A présent, vous savez probablement où cela va vous mener. Les hommes, semble-t-il, voudraient montrer l'impact des micro-agressions envers les femmes en les rendant un peu plus macro, ce qui ne fait que souligner la question de savoir qui, précisément, le film attend dans le public. Pour certains, cette histoire est tout à fait inutile. De nombreuses femmes connaissent déjà, de manière trop viscérale, le " sentiment d'horreur " que Garland recrée à l'écran. (Comme l'a dit ma collègue Jaina Grey, " Je n'ai pas besoin de payer 15 dollars pour avoir peur d'être harcelée et assassinée par des hommes, je n'ai qu'à sortir dehors. " ) Les autres, ceux qui ne savaient pas où cette mise en scène allait, sont probablement le public qui bénéficierait le plus de ses frayeurs - et sont ceux qui sont le moins susceptibles d'acheter un billet.  ;

On a l'impression que le film est conçu pour repousser les arguments de ceux qui seraient dédaigneux de ce qu'il a à dire. C'est évident même dans la bande-annonce, comme lorsqu'un officier dit à Harper qu'il doute que l'homme qui la harcelait la harcelait vraiment : "Je ne sais pas s'il vous a vue une fois. "Ces moments soulignent la façon dont le scepticisme, le rejet et le blâme des victimes contribuent à créer l'environnement horrible que beaucoup prétendent ne pas exister. Les craintes d'Harper ne sont pas inventées, ou toutes dans sa tête ; l'horreur est créée par le refus collectif de prendre ses préoccupations au sérieux. Les hommes, donc, ont l'intention de crier : " Vous voyez ? Vous ne pouvez pas ignorer les dangers qui existent ici. "Le film a raison, bien sûr, mais on a l'impression qu'il crie dans le vide  ;

Cela ne veut pas dire qu'il n'y a pas d'horreurs surnaturelles réelles. Malgré toutes ses métaphores et allégories, il y a des scènes vraiment grotesques, mais, à la manière de Garland, elles deviennent plus abstraites et ouvertes à l'interprétation vers la fin. (Si vous avez été dérouté par la fin d'Annihilation, ce film ne vous rendra qu'un peu plus service). L'histoire ne renonce pas non plus à la catharsis. La délivrance existe, notamment dans la façon dont Harper réagit aux horreurs - les derniers mots du film semblent destinés à devenir le genre de mème trop réel qui est habituellement le domaine des premiers épisodes de BoJack Horseman - mais elle est plus résignée et épuisée que, disons, Colossal. Il n'y a pas de victoire triomphante sur son bourreau. Juste de la pitié.

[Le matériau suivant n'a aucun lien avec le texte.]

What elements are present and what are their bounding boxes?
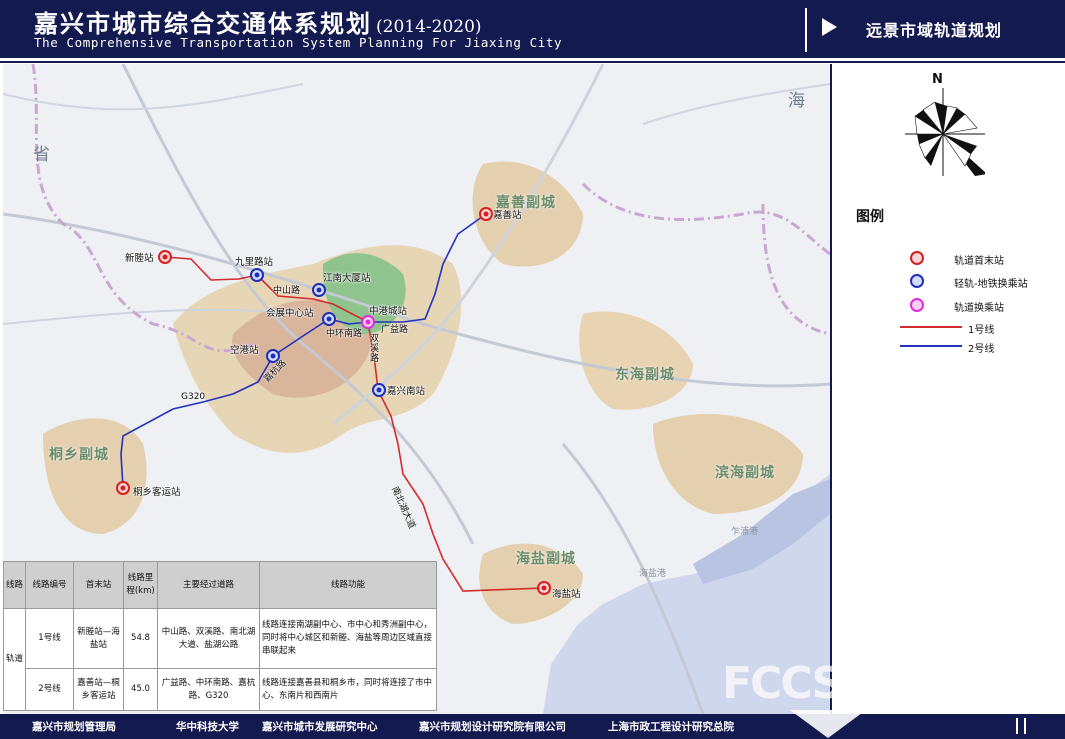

Cette absence de triomphe semble intentionnelle. Il n'y a pas de bouton magique sur lequel appuyer pour faire comprendre aux hommes ce que c'est que de vivre en tant que femme - ce qui, soit dit en passant, ne dit rien des zones grises complexes du genre et de l'identité, que cette critique n'a pas abordées parce que le film ne le fait pas non plus. Parce que ces boutons n'existent pas, les hommes ne peuvent pas les pousser. L'ironie est que l'histoire que raconte ce film est, dans une certaine mesure, celle de son propre échec. Peut-être pourrait-il attirer un public composé exactement des hommes qu'il cherche à mettre au pilori, dans le but de les éclairer, mais cela semble bien loin. Si c'était si facile, Men n'aurait pas besoin d'exister.